Sudan: Unutulmuş Bir Savaşın Ardındaki Küresel Çıkarlar


26 Ekim 2025 Pazar günü, General Burhan liderliğindeki askeri cuntaya Nisan 2023’ten beri meydan okuyan isyancı birlikler, Acil Destek Güçleri (RSF), Kuzey Darfur eyaletinin başkenti ve Sudan Silahlı Kuvvetleri’nin (SAF) Batı Sudan’daki son kalesi olan Feşir şehrinin kontrolünü ele geçirdi. Görüntüler ve tanıklıklar, hastane yakınlarında bile yüzlerce insana ait cesetlerin bulunduğunu, toplu infazların gerçekleştirildiğini söylüyor. Bu, iki buçuk yıl içerisinde yaklaşık altmış ilâ yüz elli bin civarında ölüye, 11 milyonun yerinden edilmesine sebep olan savaşın tanık olduğu son katliam. Söz konusu felâket, uluslararası sessizlik denilen örtünün, sadece kayıtsızlığın değil, her şeyden önce, birçok küresel aktörün sahada savaşan iki ordudan birini destekleyenlerin çıkarlarının üzerini örttüğü koşullarda cereyan ediyor.

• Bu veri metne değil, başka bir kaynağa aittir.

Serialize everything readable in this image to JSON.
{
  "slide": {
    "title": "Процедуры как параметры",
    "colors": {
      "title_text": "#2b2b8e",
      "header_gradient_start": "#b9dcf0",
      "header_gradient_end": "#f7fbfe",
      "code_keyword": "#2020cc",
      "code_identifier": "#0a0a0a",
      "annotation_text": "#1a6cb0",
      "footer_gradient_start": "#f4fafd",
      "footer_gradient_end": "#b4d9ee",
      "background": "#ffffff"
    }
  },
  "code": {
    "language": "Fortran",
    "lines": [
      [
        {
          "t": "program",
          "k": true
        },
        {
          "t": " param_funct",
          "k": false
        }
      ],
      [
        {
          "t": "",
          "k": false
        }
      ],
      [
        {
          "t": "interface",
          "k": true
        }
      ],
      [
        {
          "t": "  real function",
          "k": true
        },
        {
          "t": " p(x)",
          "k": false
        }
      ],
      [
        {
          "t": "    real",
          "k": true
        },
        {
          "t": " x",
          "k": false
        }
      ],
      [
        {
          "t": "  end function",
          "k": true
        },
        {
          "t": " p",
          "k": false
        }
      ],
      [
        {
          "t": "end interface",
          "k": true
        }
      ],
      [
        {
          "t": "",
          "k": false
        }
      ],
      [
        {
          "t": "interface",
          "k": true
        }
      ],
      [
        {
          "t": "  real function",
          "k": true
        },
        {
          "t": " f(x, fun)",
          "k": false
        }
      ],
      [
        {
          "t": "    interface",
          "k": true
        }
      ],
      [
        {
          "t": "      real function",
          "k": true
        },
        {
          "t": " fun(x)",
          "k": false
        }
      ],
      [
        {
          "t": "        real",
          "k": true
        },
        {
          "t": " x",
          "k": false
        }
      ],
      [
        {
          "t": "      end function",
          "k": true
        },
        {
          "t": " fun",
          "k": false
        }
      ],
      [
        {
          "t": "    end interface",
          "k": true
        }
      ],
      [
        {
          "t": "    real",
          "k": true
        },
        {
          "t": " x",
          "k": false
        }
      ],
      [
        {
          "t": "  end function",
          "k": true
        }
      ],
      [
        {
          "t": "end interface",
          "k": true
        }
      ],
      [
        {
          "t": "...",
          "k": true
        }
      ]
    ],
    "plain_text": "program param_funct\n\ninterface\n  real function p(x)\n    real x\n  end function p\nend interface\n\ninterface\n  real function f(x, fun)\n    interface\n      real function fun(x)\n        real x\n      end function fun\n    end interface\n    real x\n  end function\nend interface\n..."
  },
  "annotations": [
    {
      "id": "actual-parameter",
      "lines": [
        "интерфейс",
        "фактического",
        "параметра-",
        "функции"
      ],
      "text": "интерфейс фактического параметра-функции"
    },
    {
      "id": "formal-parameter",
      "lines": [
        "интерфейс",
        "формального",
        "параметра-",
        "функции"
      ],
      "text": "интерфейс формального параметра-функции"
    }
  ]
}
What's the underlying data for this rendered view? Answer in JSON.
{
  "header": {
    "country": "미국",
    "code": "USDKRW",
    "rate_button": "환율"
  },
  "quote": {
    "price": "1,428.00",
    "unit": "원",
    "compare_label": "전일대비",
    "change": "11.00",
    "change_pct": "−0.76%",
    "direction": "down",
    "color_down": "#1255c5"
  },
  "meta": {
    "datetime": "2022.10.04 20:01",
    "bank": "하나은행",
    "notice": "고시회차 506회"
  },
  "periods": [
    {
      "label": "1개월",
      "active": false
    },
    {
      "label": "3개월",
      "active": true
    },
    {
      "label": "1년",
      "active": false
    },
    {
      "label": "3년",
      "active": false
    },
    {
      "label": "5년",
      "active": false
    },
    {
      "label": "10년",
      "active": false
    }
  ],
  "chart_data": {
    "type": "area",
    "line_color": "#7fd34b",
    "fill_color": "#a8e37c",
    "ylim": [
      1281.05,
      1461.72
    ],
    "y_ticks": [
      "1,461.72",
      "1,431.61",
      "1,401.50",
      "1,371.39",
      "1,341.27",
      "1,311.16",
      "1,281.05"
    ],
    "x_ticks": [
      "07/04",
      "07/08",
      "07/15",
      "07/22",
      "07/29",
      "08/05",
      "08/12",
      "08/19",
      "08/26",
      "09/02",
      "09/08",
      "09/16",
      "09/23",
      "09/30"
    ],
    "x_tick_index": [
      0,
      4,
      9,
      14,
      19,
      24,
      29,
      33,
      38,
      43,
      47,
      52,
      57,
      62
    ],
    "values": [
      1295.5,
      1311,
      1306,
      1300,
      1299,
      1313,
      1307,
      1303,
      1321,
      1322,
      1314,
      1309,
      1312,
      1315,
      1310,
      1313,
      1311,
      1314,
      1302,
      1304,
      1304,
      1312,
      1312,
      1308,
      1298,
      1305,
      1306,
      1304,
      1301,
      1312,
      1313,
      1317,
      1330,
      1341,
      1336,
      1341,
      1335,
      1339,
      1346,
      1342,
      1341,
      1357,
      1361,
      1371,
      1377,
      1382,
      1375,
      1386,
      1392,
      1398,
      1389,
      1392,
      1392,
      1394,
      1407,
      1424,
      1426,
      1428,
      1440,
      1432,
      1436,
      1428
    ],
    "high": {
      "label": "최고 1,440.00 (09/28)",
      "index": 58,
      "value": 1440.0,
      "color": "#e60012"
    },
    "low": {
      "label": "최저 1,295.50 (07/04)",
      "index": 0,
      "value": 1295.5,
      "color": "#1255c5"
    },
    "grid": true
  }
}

Feşir şehri, on sekiz aydır kuşatma altında. Bu anlamda şehrin ele geçirilmesi, iki yıldan fazla süren kanlı iç savaşın ardından ülke topraklarının üçte birini kontrol eden RSF için önemli bir zaferi ifade ediyor. Ama şehir ele geçirildi diye silahlar susmadı. Şehirdeki durum, her geçen saat kötüleşiyor, sivil halka yönelik şiddet artıyor.

Yale Üniversitesi İnsani Araştırma Laboratuvarı tarafından yayınlanan rapor türünden sayısız çalışma, uydu görüntüleri üzerinden, RSF milislerinin gerçekleştirdiği katliamları belgeliyor. Üstelik, durumun vehametini sadece bu havadan çekilmiş görüntüler ortaya koymuyor. Sosyal medyada dolaşan çok sayıda video, silahlı adamların silahsız sivillere ateş açtığını gösteriyor. Çarşamba günü yayınlanan bu türden bir videoda RSF milisleri, Feşir şehrinde bulunan, ordunun 460’tan fazla hastayı ve refakatçilerini öldürdüğü Suudi Doğum Hastanesi’nin koridorlarını arşınlıyorlardı.

Dünya Sağlık Örgütü (DSÖ), Nisan 2023’ten bu yana hastanelere yönelik 185 saldırı gerçekleştirildiğini, en az 1.204 kişinin hayatını kaybettiğini, 400’den fazla kişinin yaralandığını açıkladı. Sudanlı Doktorlar Ağı’nın aktardığına göre, RSF, etnik kökenleri nedeniyle onlarca kişiyi öldürdü. Arap olmayan Sudanlılara yönelik etnik temizliğini sürdürüyor. Sudan ordusuyla ittifak halindeki Müşterek Kuvvetler, RSF’yi iki gün içinde 2.000’den fazla sivili öldürmekle suçluyor.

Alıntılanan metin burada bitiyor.